12/20/2019 / By Edsel Cook
A surgery can save a person’s life from an immediate threat, but it can carry long-term consequences on his health. A recent study in the British Journal of Surgery revealed that people who have gone under the knife have aged faster than those who didn’t undergo surgery.
As a person grows older, his health generally declines. In particular, older adults experience worse outcomes following surgical operations. Further, the general population is aging overall. Older adults make up an increasingly sizable percentage of society, a trend that worries healthcare providers. Researchers from the Queen Mary University of London looked at trends in aging. They evaluated patients undergoing surgery in England’s National Health Service.
The researchers started with information collected by Hospital Episode Statistics and Office for National Statistics on the population of England from 1999 to 2015. After running time trend ecological analysis on the data, they also calculated other factors – the percentage of patients going through surgery in various age groups, the pooled average age, and the shift in age profile.
Finally, they modeled the growth in the population of surgery patients to the year 2030. They also estimated the cost of healthcare for those people. (Related: Drug-resistant bacteria responsible for increased infection rates in surgery patients.)
The QMUL researchers found that the number of surgery patients aged 75 years or older increased from nearly 545,000 to 1,012,517 during the period. Furthermore, the average age of a patient by the time he went under the knife also rose from 45.5 years to 54.2 years.
Notably, the average age of the population in England — one of the countries that made up the UK — rose from 38.3 years to 39.7 years.
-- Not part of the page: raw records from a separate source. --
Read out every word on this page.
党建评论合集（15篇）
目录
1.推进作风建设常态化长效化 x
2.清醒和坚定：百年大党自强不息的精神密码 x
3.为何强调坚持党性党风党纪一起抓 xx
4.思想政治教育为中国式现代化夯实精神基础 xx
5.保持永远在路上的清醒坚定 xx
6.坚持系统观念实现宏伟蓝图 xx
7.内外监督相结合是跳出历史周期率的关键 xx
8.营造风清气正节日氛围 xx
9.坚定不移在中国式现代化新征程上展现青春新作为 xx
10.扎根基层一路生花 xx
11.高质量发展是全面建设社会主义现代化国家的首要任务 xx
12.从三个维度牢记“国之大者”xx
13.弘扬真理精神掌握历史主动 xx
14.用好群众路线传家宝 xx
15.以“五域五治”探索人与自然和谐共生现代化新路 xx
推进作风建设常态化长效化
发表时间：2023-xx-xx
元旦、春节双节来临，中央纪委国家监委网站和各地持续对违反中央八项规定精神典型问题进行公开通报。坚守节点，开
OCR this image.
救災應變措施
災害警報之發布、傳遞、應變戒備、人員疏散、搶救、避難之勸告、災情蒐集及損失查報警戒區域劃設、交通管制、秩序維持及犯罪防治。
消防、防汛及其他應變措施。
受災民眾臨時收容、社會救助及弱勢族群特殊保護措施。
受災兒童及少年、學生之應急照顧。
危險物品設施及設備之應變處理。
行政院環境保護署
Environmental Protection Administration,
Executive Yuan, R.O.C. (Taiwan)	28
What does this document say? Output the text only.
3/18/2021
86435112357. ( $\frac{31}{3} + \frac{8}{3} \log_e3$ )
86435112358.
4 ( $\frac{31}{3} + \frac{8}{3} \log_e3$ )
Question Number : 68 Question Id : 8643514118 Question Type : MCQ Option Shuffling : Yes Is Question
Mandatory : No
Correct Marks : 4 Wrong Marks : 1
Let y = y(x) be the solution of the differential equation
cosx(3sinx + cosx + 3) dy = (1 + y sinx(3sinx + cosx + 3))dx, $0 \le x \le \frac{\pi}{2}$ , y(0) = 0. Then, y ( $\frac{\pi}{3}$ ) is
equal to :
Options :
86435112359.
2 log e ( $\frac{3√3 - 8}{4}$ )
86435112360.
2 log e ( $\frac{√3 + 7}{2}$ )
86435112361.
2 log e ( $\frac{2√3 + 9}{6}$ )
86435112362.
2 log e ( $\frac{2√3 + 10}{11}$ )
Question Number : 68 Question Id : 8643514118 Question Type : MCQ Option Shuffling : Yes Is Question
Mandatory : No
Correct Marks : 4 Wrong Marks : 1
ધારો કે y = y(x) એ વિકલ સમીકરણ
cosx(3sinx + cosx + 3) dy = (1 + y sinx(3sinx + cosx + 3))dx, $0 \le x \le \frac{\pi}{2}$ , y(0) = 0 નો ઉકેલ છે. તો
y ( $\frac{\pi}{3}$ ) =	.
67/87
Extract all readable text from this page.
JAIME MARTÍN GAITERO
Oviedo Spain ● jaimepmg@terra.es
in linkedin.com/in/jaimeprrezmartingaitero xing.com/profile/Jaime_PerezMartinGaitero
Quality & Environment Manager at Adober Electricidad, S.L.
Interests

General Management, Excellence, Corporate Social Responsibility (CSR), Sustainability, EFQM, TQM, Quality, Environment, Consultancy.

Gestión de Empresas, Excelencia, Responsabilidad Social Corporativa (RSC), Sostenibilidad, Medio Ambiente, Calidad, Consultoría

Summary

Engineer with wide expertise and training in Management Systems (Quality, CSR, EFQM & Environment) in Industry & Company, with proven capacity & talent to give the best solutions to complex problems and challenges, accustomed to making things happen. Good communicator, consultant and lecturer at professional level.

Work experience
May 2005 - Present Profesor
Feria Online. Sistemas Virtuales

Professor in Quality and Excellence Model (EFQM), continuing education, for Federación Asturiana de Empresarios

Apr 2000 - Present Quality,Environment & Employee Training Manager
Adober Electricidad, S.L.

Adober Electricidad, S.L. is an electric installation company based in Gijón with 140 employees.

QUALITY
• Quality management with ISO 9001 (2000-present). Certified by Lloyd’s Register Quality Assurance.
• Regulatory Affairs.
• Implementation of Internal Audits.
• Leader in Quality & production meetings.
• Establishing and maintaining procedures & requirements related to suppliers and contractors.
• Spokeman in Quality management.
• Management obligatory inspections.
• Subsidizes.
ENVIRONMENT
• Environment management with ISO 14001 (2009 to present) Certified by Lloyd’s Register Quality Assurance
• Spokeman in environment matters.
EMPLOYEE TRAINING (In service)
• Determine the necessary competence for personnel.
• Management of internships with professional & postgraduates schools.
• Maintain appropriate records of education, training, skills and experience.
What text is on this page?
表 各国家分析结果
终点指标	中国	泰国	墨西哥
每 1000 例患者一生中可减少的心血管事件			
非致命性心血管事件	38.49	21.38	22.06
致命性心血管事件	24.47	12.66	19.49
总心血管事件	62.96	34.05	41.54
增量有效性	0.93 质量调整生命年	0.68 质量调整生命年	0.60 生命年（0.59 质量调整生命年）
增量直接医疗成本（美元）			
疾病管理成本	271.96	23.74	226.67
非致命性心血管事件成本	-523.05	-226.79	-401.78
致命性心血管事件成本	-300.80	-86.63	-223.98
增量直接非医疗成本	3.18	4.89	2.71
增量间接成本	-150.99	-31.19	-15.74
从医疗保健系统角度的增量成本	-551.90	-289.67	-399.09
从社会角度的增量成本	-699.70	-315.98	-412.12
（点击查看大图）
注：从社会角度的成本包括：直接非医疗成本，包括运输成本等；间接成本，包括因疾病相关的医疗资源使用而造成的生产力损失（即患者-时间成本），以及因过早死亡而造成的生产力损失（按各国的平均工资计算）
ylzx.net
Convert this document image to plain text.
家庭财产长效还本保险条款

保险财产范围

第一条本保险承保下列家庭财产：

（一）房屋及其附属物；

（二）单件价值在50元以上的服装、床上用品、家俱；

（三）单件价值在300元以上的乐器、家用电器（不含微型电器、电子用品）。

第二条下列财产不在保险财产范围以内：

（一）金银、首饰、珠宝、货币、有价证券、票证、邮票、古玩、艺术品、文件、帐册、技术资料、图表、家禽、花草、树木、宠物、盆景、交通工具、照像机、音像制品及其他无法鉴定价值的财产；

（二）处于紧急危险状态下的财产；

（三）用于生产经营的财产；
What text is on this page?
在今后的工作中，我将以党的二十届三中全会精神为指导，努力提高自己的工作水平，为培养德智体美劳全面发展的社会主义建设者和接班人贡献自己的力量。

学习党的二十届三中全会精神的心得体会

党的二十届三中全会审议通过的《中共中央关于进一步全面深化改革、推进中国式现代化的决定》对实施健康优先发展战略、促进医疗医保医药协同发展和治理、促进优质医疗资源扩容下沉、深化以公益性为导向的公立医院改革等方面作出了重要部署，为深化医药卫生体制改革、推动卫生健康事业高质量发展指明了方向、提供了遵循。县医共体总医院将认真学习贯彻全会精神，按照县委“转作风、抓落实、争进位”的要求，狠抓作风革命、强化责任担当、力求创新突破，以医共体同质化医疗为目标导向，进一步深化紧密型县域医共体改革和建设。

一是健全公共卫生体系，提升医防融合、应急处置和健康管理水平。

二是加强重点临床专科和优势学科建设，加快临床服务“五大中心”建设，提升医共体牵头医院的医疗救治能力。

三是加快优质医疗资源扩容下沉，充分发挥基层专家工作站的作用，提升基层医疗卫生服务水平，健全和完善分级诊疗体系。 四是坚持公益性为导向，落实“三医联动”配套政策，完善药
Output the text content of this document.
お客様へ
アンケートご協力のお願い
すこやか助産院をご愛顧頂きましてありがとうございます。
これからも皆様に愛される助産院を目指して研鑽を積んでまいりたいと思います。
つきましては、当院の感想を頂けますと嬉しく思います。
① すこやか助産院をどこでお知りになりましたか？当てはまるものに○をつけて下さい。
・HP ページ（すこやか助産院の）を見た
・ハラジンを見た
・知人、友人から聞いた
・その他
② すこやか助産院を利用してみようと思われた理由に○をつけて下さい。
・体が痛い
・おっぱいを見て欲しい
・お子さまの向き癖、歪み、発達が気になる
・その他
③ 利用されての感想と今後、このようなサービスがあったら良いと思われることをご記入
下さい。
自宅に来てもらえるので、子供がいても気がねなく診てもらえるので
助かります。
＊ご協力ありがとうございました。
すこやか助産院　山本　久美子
The age of the typical surgical patient was higher than the average age of an English citizen. Further, the gap between their ages increased over time. The researchers identified more than 68 million episodes of surgical operation. Male patients made up 45.8 percent of the cases. Their calculations indicated that patients stayed at the hospital for an average duration of 5.3 days.
Finally, based on the aging trends, the researchers predicted that 20 percent of the population aged 75 years and older would undergo surgery every year. Older patients would make up around half of the people who need to go through an operation. The cost of surgeries for these 1.49 million individuals would reach $3.53 billion (€3.2 billion) annually.
Researchers drew links between age and risk of health complications and death following surgery. The older a surgical patient, the more likely his condition might deteriorate after the operation. A severe complication may lead to his premature death from infections and other surgery-related issues.
“Older people are much more likely to experience complications after surgery but this risk is not always obvious to patients and doctors,” explained QMUL researcher and senior author Rupert Pearse. “As we offer surgery more often to older patients, we may find the complications outweigh the benefits in many cases.”
The QMUL researchers believed that their findings in England also applied to other European countries, which would include the other members of the U.K. They called for more public attention to the benefits and risks of surgical operations for older patients. At some point, a surgery might prove more dangerous to a person that the disease.
In summary, the people undergoing surgery in England aged at a faster rate than the rest of the population. Healthcare providers would find it more difficult and expensive to provide everyone with easy access to surgery, much less a safe medical operation.